The first thing that needs to take place is to have an open and honest conversation with your wife. It would be ideal if this takes place with the assistance of a marriage counselor. You and your wife both need to discuss how you both feel about your marriage, and what you want to do about those feelings. So, if your wife feels like the marriage isn’t working out for her, ask her “what do you want to do about it?”
There are options for her. If she (and you, of course) wants to make this marriage work, then both of you have to commit to it sincerely and wholeheartedly with the intention to improve the marriage. This will require a lot of patience and energy, but it is certainly worth it in the end. Improving the marriage would entail that both of you identify what needs to be changed and/or improved pertaining to your relationship. Know that it is very difficult for the marriage to improve if you or your spouse is unwilling to contribute to its improvement.
If there is a problem, then we must be proactive and diligently work to change the situation. We cannot avoid the situation and hope that with time it will solve by itself. Things happen when you make them happen.
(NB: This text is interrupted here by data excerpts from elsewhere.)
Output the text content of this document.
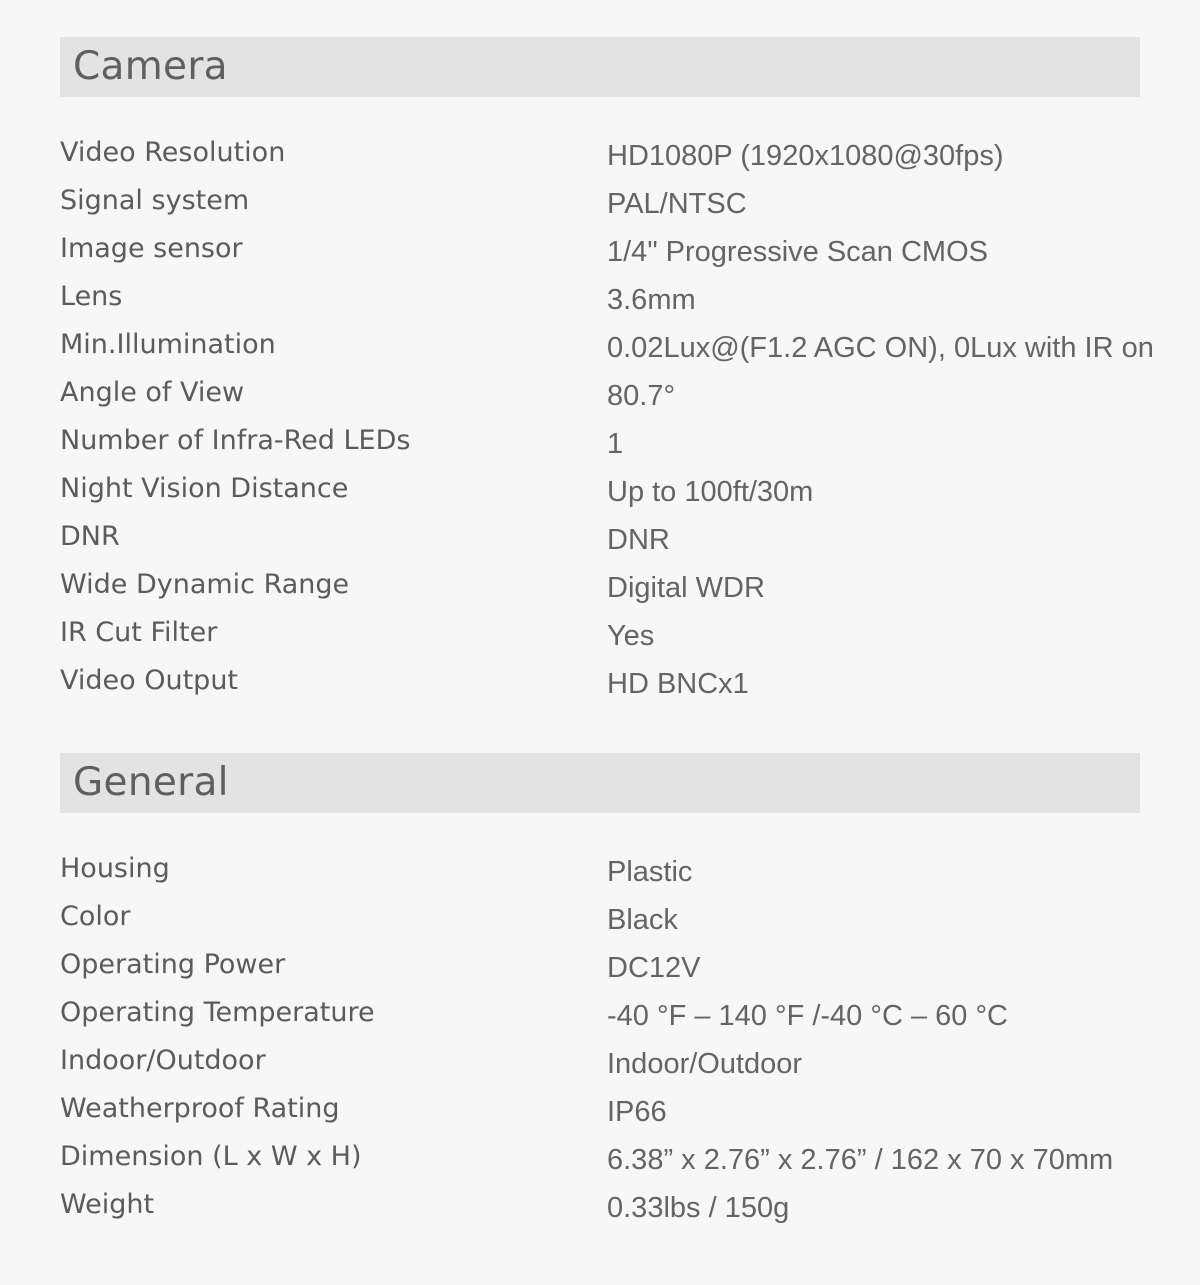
Camera
Video Resolution	HD1080P (1920x1080@30fps)
Signal system	PAL/NTSC
Image sensor	1/4" Progressive Scan CMOS
Lens	3.6mm
Min.Illumination	0.02Lux@(F1.2 AGC ON), 0Lux with IR on
Angle of View	80.7°
Number of Infra-Red LEDs	1
Night Vision Distance	Up to 100ft/30m
DNR	DNR
Wide Dynamic Range	Digital WDR
IR Cut Filter	Yes
Video Output	HD BNCx1
General
Housing	Plastic
Color	Black
Operating Power	DC12V
Operating Temperature	-40 °F – 140 °F /-40 °C – 60 °C
Indoor/Outdoor	Indoor/Outdoor
Weatherproof Rating	IP66
Dimension (L x W x H)	6.38” x 2.76” x 2.76” / 162 x 70 x 70mm
Weight	0.33lbs / 150g
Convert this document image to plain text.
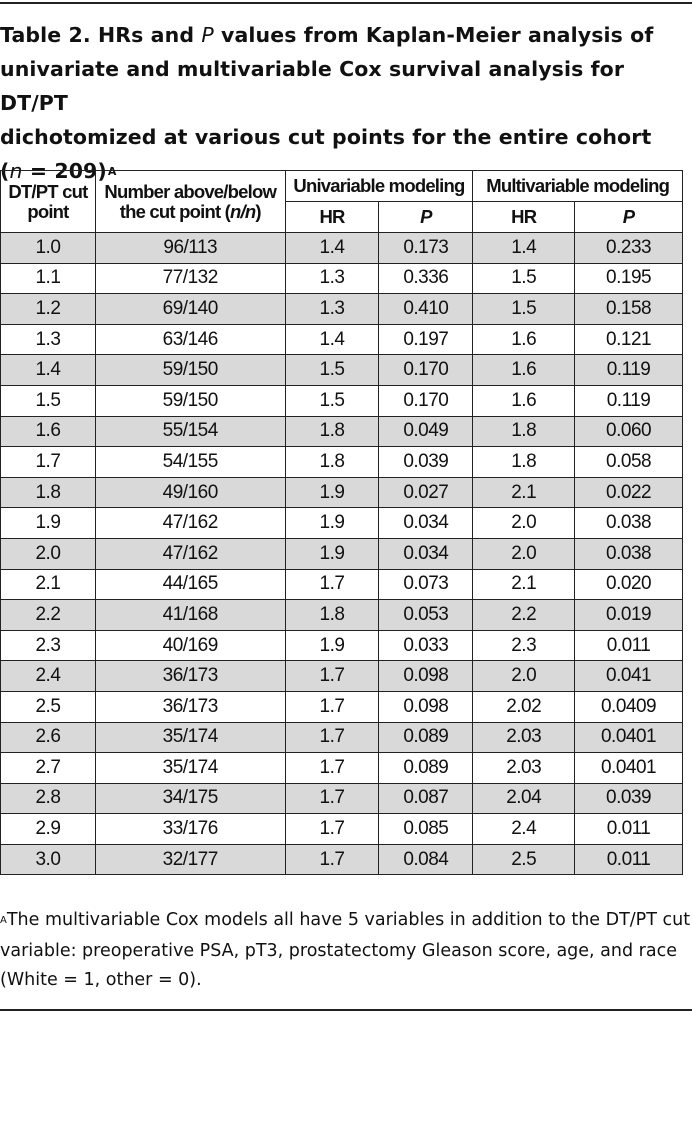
Table 2. HRs and P values from Kaplan-Meier analysis of
univariate and multivariable Cox survival analysis for DT/PT
dichotomized at various cut points for the entire cohort
(n = 209)$^A$
DT/PT cut point	Number above/below
the cut point (n/n)	Univariable modeling		Multivariable modeling	
		HR	P	HR	P
1.0	96/113	1.4	0.173	1.4	0.233
1.1	77/132	1.3	0.336	1.5	0.195
1.2	69/140	1.3	0.410	1.5	0.158
1.3	63/146	1.4	0.197	1.6	0.121
1.4	59/150	1.5	0.170	1.6	0.119
1.5	59/150	1.5	0.170	1.6	0.119
1.6	55/154	1.8	0.049	1.8	0.060
1.7	54/155	1.8	0.039	1.8	0.058
1.8	49/160	1.9	0.027	2.1	0.022
1.9	47/162	1.9	0.034	2.0	0.038
2.0	47/162	1.9	0.034	2.0	0.038
2.1	44/165	1.7	0.073	2.1	0.020
2.2	41/168	1.8	0.053	2.2	0.019
2.3	40/169	1.9	0.033	2.3	0.011
2.4	36/173	1.7	0.098	2.0	0.041
2.5	36/173	1.7	0.098	2.02	0.0409
2.6	35/174	1.7	0.089	2.03	0.0401
2.7	35/174	1.7	0.089	2.03	0.0401
2.8	34/175	1.7	0.087	2.04	0.039
2.9	33/176	1.7	0.085	2.4	0.011
3.0	32/177	1.7	0.084	2.5	0.011
$^A$The multivariable Cox models all have 5 variables in addition to the DT/PT cut variable: preoperative PSA, pT3, prostatectomy Gleason score, age, and race (White = 1, other = 0).
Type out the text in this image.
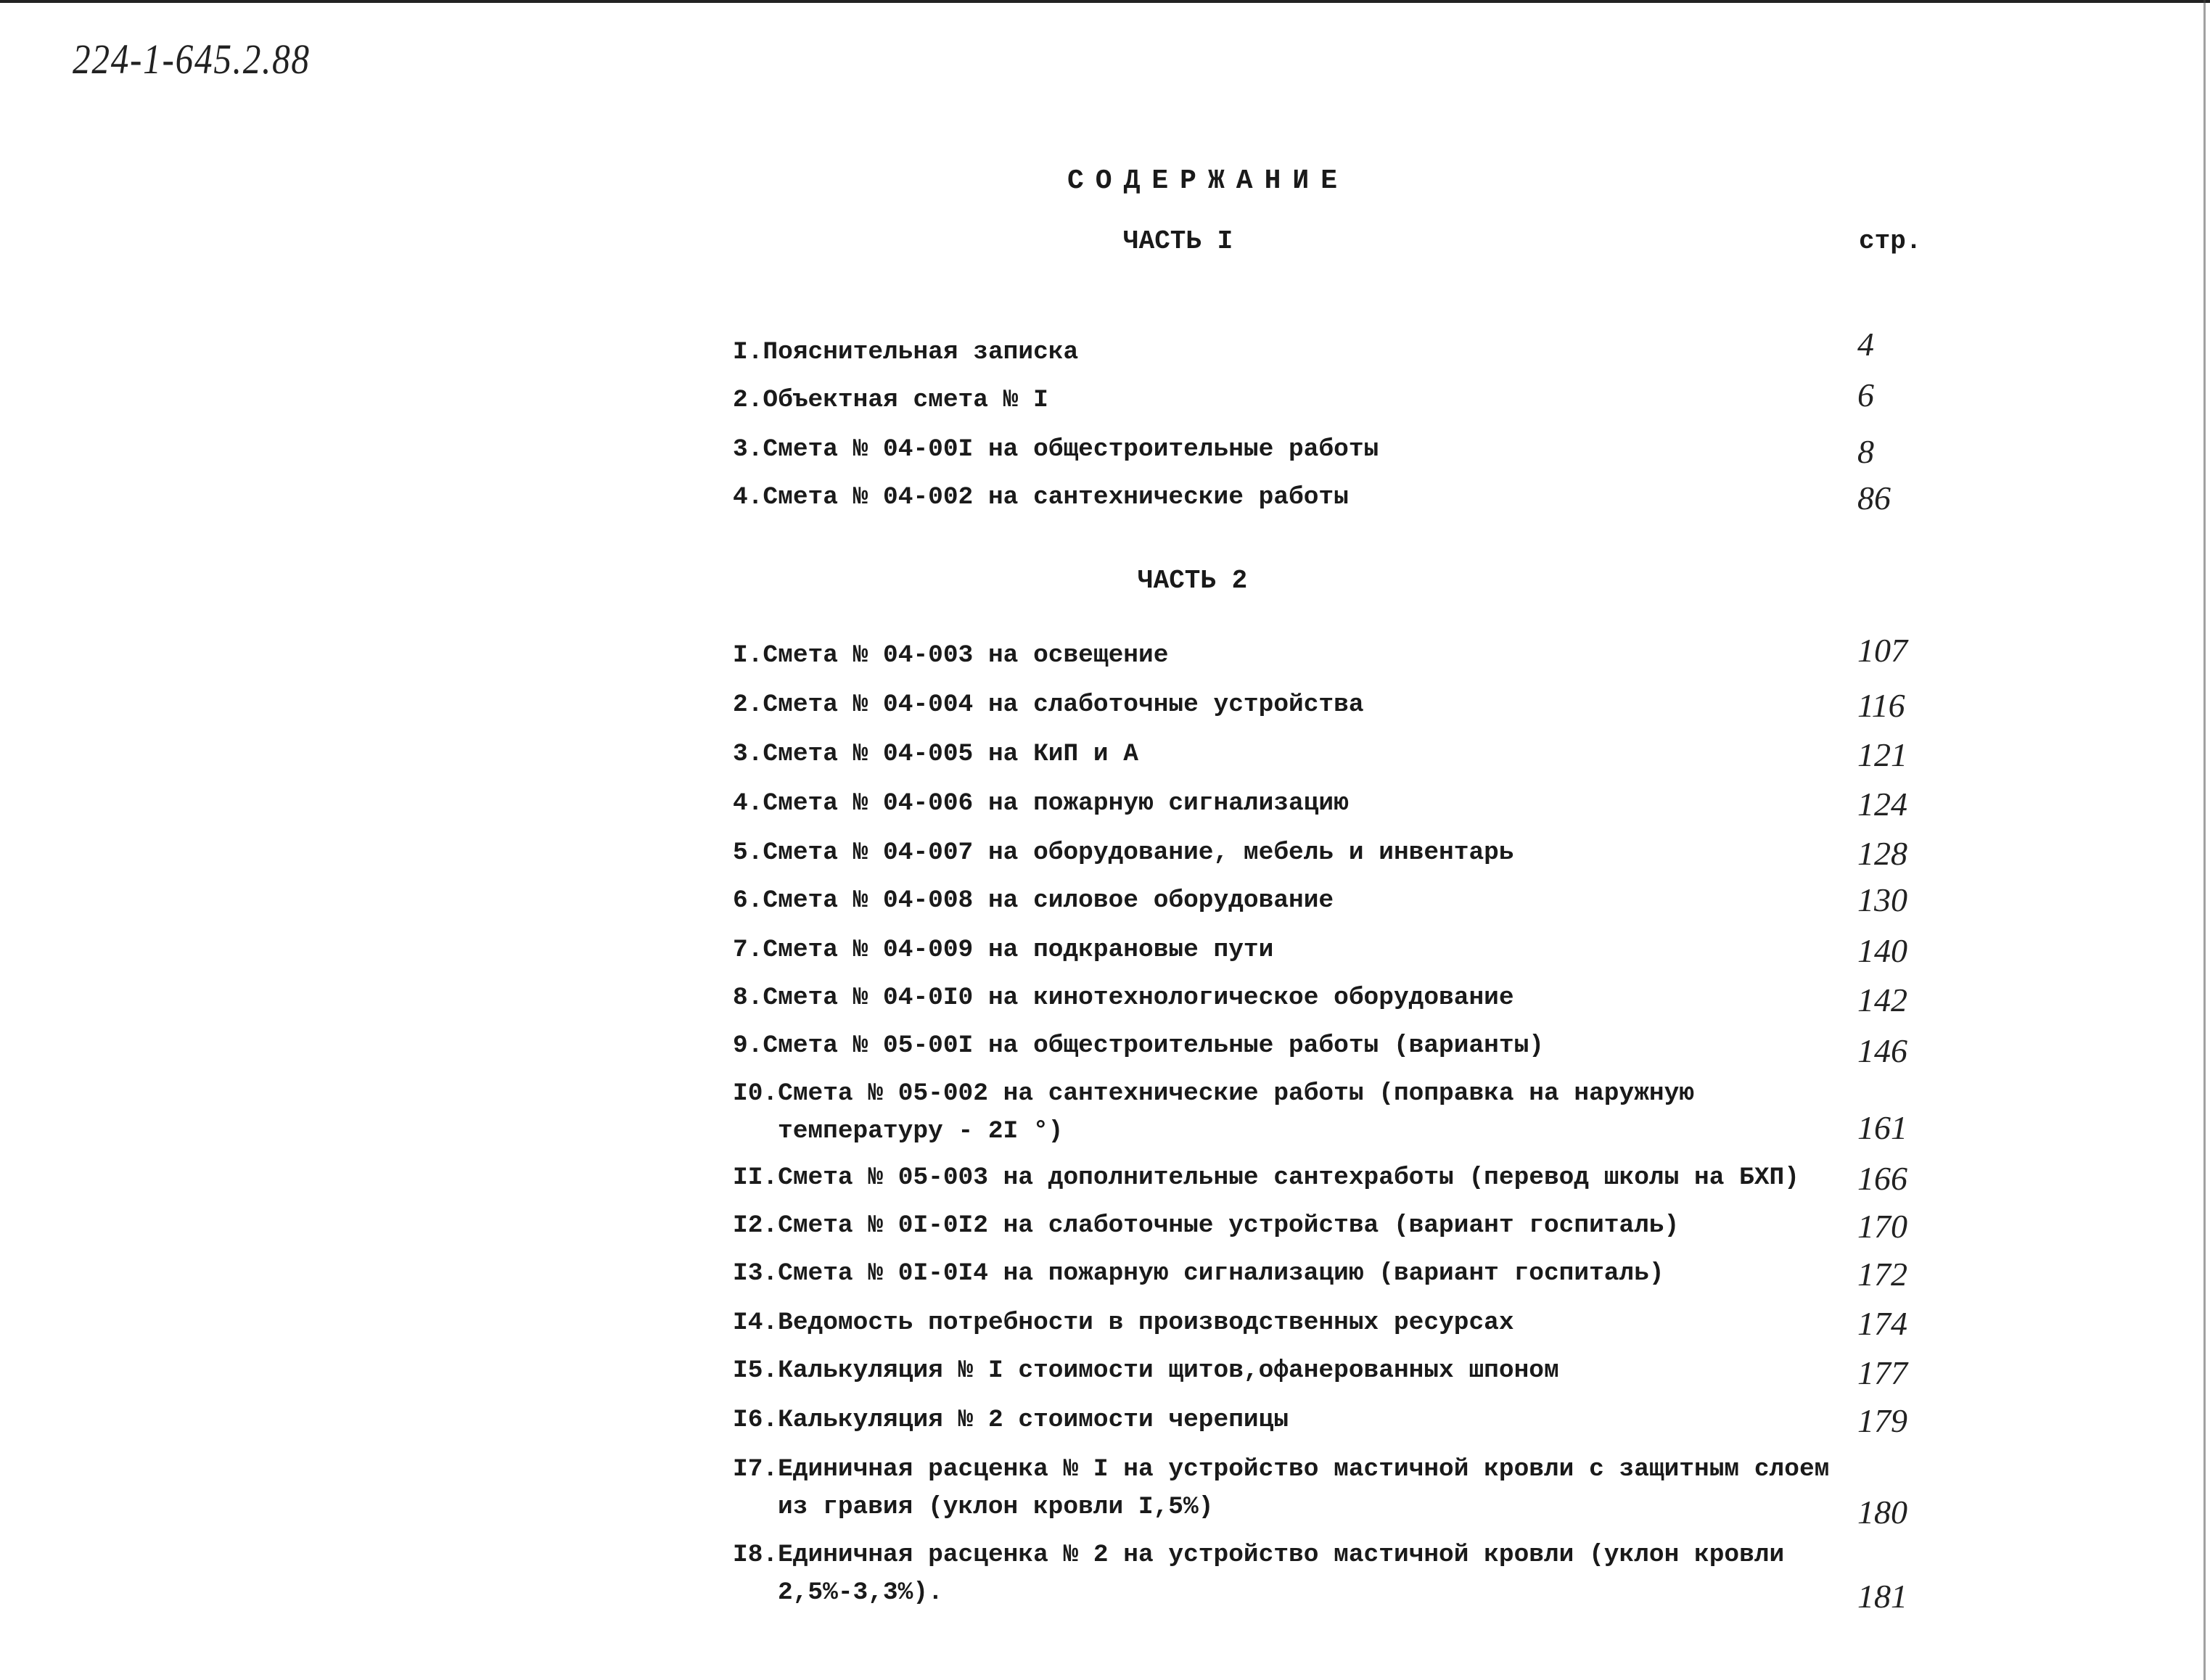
224-1-645.2.88
СОДЕРЖАНИЕ
ЧАСТЬ I	стр.
ЧАСТЬ 2
I.Пояснительная записка	4
2.Объектная смета № I	6
3.Смета № 04-00I на общестроительные работы	8
4.Смета № 04-002 на сантехнические работы	86
I.Смета № 04-003 на освещение	107
2.Смета № 04-004 на слаботочные устройства	116
3.Смета № 04-005 на КиП и А	121
4.Смета № 04-006 на пожарную сигнализацию	124
5.Смета № 04-007 на оборудование, мебель и инвентарь	128
6.Смета № 04-008 на силовое оборудование	130
7.Смета № 04-009 на подкрановые пути	140
8.Смета № 04-0I0 на кинотехнологическое оборудование	142
9.Смета № 05-00I на общестроительные работы (варианты)	146
I0.Смета № 05-002 на сантехнические работы (поправка на наружную
температуру - 2I °)	161
II.Смета № 05-003 на дополнительные сантехработы (перевод школы на БХП)	166
I2.Смета № 0I-0I2 на слаботочные устройства (вариант госпиталь)	170
I3.Смета № 0I-0I4 на пожарную сигнализацию (вариант госпиталь)	172
I4.Ведомость потребности в производственных ресурсах	174
I5.Калькуляция № I стоимости щитов,офанерованных шпоном	177
I6.Калькуляция № 2 стоимости черепицы	179
I7.Единичная расценка № I на устройство мастичной кровли с защитным слоем
из гравия (уклон кровли I,5%)	180
I8.Единичная расценка № 2 на устройство мастичной кровли (уклон кровли
2,5%-3,3%).	181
Check out this counseling video:
If your wife tells you that she is in love with the other man and cannot get over her love for him, then it is her responsibility to also choose what to do about it. If she wants to stay married to you, then that would include her choosing to get over her former lover. I would highly recommend her to undergo individual counseling for her to reach that goal (if that is what she chooses).
If she does not want to do anything about her feelings and wants to stay married to you, then you also have to talk about what you expect from this marriage and state whether you are fine with her being “in love” with another man.
Marriage is a partnership and it is about compromise and having empathy for your spouse. If there is no empathy or an emotional connection between the spouses, then most likely the quality of the marriage would not be satisfactory.
As you can see, your situation requires that both of you be honest, to make serious decisions, and to take responsibility for your decisions.
Again, I cannot stress enough the importance of marriage counseling for your situation because it can help both of you to make more clear and informed decisions.